Tesco shareholders vote against CEO Lewis's £6.4m payday
Tesco suffered a heavy defeat at its annual general meeting as more than two-thirds of shareholder votes opposed a £6.4m payday for departing Chief Executive Dave Lewis.
The FTSE 100 retailer's remuneration report was rejected by 67.29% of votes cast by shareholders at the meeting. The non-binding vote was a bigger rebuff than expected - the result was said to be in the balance a few days ago.
Shareholders were unhappy about the inflation of Lewis's performance share plan (PSP) bonus from £800,000 to £2.4m when Tesco removed Ocado from a group of companies against which its performance was measured.

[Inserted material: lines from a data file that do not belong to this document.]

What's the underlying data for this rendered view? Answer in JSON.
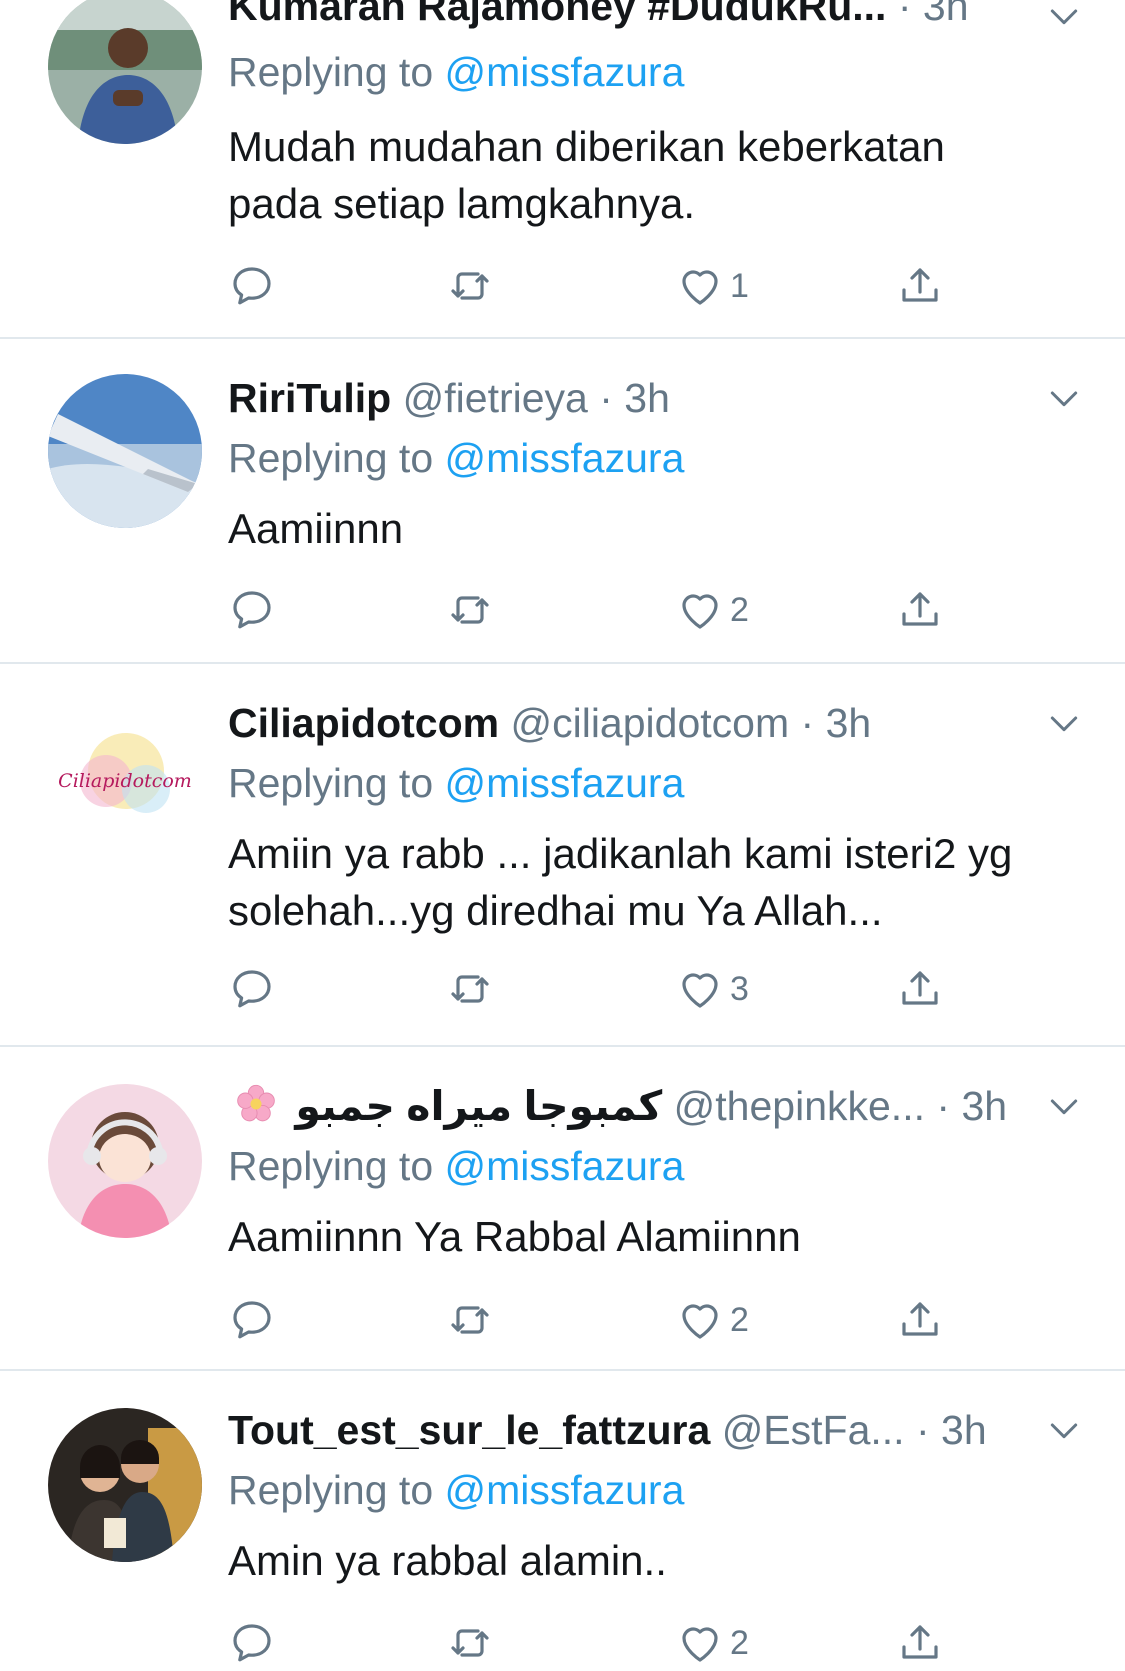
{
  "tweets": [
    {
      "name": "Kumaran Rajamoney #DudukRu...",
      "handle": "",
      "dot": "·",
      "time": "3h",
      "reply_prefix": "Replying to",
      "reply_to": "@missfazura",
      "text": "Mudah mudahan diberikan keberkatan pada setiap lamgkahnya.",
      "likes": "1",
      "avatar": "man-portrait"
    },
    {
      "name": "RiriTulip",
      "handle": "@fietrieya",
      "dot": "·",
      "time": "3h",
      "reply_prefix": "Replying to",
      "reply_to": "@missfazura",
      "text": "Aamiinnn",
      "likes": "2",
      "avatar": "airplane-wing"
    },
    {
      "name": "Ciliapidotcom",
      "handle": "@ciliapidotcom",
      "dot": "·",
      "time": "3h",
      "reply_prefix": "Replying to",
      "reply_to": "@missfazura",
      "text": "Amiin ya rabb ... jadikanlah kami isteri2 yg solehah...yg diredhai mu Ya Allah...",
      "likes": "3",
      "avatar": "ciliapidotcom-logo",
      "avatar_text": "Ciliapidotcom"
    },
    {
      "name": "كمبوجا ميراه جمبو",
      "handle": "@thepinkke...",
      "dot": "·",
      "time": "3h",
      "reply_prefix": "Replying to",
      "reply_to": "@missfazura",
      "text": "Aamiinnn Ya Rabbal Alamiinnn",
      "likes": "2",
      "avatar": "anime-girl-headphones"
    },
    {
      "name": "Tout_est_sur_le_fattzura",
      "handle": "@EstFa...",
      "dot": "·",
      "time": "3h",
      "reply_prefix": "Replying to",
      "reply_to": "@missfazura",
      "text": "Amin ya rabbal alamin..",
      "likes": "2",
      "avatar": "couple-photo"
    }
  ],
  "icons": {
    "reply": "reply-bubble-icon",
    "retweet": "retweet-icon",
    "like": "heart-icon",
    "share": "share-icon",
    "menu": "chevron-down-icon",
    "flower": "cherry-blossom-icon"
  },
  "colors": {
    "text": "#14171a",
    "secondary": "#657786",
    "link": "#1da1f2",
    "divider": "#e1e8ed"
  }
}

Tesco argued that Ocado, whose shares had quadrupled over three years, was increasingly a technology company and not a retailer after shifting its focus to selling know-how to retailers setting up online operations.
Tesco said it was disappointed by the vote and would discuss shareholders' concerns with them before publishing its remuneration policy for next year's meeting. Lewis, credited with reviving Tesco during six years in charge, will leave Britain's biggest retailer in October.
"Following recent engagement on our remuneration report with a number of our larger shareholders, we have been reassured that the majority agree that the overall outcome of the 2017 PSP award is proportionate given the outstanding turnaround delivered by management," Tesco said. "We recognise, however, that a significant number of shareholders had concerns with the principle of the committee's adjustment to the … comparator group."
CEO pay is back in the spotlight with hundreds of thousands of workers losing their jobs and many others taking wage cuts. Investors have told companies to be careful when making judgements on pay during a time of national emergency.